Ce n’est pas exactement ce qui s’est passé à Charleville-Mézières (08), où la jupe étant longue et noire... Les médias sont vite passés à autre chose, la ministre s’empressant d’exprimer sa solidarité avec l’équipe éducative, dont elle a loué le « discernement », précisant que ce n’est pas la longueur de la jupe qui est en cause mais, sans citer le moindre fait concret, « l’attitude » et le « prosélytisme » dont « il a été jugé » que l’élève faisait preuve. Une notion intéressante. À quand l’exclusion de Marie-Paule, connue pour bassiner ses camarades avec ce « grave péché » que représente l’avortement ?
Foin d’ironie, et passons sur le prétendu « dialogue » avec la famille. En tout cas, la maman déclare : « On ne cherche pas de problème ; l’important c’est que ma fille continue ses études mais on ne comprend pas pourquoi l’école a réagi comme ça ».
Derrière le harcèlement
L’épisode n’est pas seulement cocasse et mérite au moins trois niveaux de lecture. D’abord celui de l’islamophobie désormais ordinaire : des injonctions de plus en plus contraignantes quant aux manières de se vêtir, à la multiplication des délits de faciès, en passant par les côtes de porc à la cantine, on ne compte plus les formes de harcèlement constant de la population musulmane, qui en dernière instance ont en commun de procéder de l’islamophobie d’État.

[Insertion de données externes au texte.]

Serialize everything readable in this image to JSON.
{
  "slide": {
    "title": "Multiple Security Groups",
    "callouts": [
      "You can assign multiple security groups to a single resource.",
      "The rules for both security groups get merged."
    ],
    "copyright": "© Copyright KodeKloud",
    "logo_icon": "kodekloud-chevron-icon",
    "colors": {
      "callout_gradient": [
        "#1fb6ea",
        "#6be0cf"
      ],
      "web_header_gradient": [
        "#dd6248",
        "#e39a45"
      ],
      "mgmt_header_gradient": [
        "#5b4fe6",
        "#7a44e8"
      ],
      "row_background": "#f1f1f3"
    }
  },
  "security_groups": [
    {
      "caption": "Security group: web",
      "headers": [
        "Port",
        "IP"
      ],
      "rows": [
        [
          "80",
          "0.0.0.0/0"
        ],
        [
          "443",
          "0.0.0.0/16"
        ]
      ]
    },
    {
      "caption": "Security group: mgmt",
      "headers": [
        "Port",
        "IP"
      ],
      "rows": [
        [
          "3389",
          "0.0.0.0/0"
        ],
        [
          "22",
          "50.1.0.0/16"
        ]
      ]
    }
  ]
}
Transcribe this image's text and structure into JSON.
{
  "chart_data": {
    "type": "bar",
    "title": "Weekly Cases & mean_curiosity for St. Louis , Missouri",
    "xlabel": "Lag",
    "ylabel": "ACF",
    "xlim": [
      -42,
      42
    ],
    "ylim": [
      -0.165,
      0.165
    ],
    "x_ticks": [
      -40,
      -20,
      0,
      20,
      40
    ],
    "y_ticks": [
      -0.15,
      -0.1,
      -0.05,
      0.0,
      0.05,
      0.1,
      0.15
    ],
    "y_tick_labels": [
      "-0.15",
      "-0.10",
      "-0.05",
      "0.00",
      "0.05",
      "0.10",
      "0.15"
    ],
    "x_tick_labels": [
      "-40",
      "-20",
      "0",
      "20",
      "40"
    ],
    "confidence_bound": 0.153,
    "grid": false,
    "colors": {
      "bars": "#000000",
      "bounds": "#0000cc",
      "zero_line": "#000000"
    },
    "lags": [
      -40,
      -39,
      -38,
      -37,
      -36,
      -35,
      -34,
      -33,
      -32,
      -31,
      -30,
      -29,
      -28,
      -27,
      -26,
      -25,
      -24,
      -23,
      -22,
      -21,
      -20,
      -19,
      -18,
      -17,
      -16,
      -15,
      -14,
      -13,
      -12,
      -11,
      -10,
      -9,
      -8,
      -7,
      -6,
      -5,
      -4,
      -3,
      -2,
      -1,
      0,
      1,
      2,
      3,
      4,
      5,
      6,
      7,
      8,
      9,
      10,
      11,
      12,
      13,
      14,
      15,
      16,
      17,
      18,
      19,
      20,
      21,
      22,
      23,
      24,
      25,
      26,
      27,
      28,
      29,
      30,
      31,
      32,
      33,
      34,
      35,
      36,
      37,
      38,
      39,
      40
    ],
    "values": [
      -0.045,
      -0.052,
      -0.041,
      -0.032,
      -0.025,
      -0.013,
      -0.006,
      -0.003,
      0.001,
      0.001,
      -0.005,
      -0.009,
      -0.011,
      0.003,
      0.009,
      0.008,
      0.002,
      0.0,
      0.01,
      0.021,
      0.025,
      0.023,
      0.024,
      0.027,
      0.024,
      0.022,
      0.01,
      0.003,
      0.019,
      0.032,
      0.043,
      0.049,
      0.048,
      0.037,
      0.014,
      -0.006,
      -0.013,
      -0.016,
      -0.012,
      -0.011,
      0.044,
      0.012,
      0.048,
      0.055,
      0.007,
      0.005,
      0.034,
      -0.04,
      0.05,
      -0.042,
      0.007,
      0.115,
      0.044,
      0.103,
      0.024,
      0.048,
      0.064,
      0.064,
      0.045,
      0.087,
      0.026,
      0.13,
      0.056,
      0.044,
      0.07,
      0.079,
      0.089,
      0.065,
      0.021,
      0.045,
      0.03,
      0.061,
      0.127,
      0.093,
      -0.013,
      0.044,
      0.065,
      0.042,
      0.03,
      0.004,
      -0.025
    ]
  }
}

Un deuxième niveau de lecture est à repérer dans la justification de la mesure par l’académie de Reims qui a pointé une action « revendicatrice » et « concertée » avec d’autres élèves. Qu’on se le tienne désormais pour dit : en Vallso-Macronie, revendiquer, avec, pour circonstance aggravante, la concertation, c’est mal. Des fois que ça se produise dans les entreprises... La conclusion qui s’impose, si l’on ne le savait pas : politique de la race et domination de classe sont indissociables.
D’où le troisième niveau de lecture : si les musulmans et tout particulièrement les musulmanes (il y a bien là aussi une histoire de genre), ou plus généralement les immigréEs, sont l’objet de soupçons, de contrôles et de répression sans cesse accrus, ils et elles ne sont pas les seuls. De la loi sur le renseignement au martèlement obsessionnel de messages mettant en garde contre les menaces terroristes et autres, c’est un véritable processus d’hystérisation collective qui est méthodiquement mis en œuvre. Cela a pour conséquence de multiplier et d’exacerber les sujets de peur irrationnelle permettant le renforcement du contrôle de l’État sur toujours plus de domaines de la vie publique et privée, ainsi qu’une restriction du champ des libertés, avec autant que possible le consentement de la population effrayée.
Et, à l’instar de la grenouille que l’on parvient à faire cuire en augmentant très progressivement la température de l’eau, nous sommes exposés à ne plus percevoir que ce qui aurait été inconcevable il y a 20 ans s’est déjà produit. Ni plus ni moins qu’un lent glissement totalitaire. La bonne nouvelle, c’est que puisqu’il ne s’agit que d’un glissement et – pas encore – du totalitarisme institué, il est encore possible de résister. Mais il y a urgence.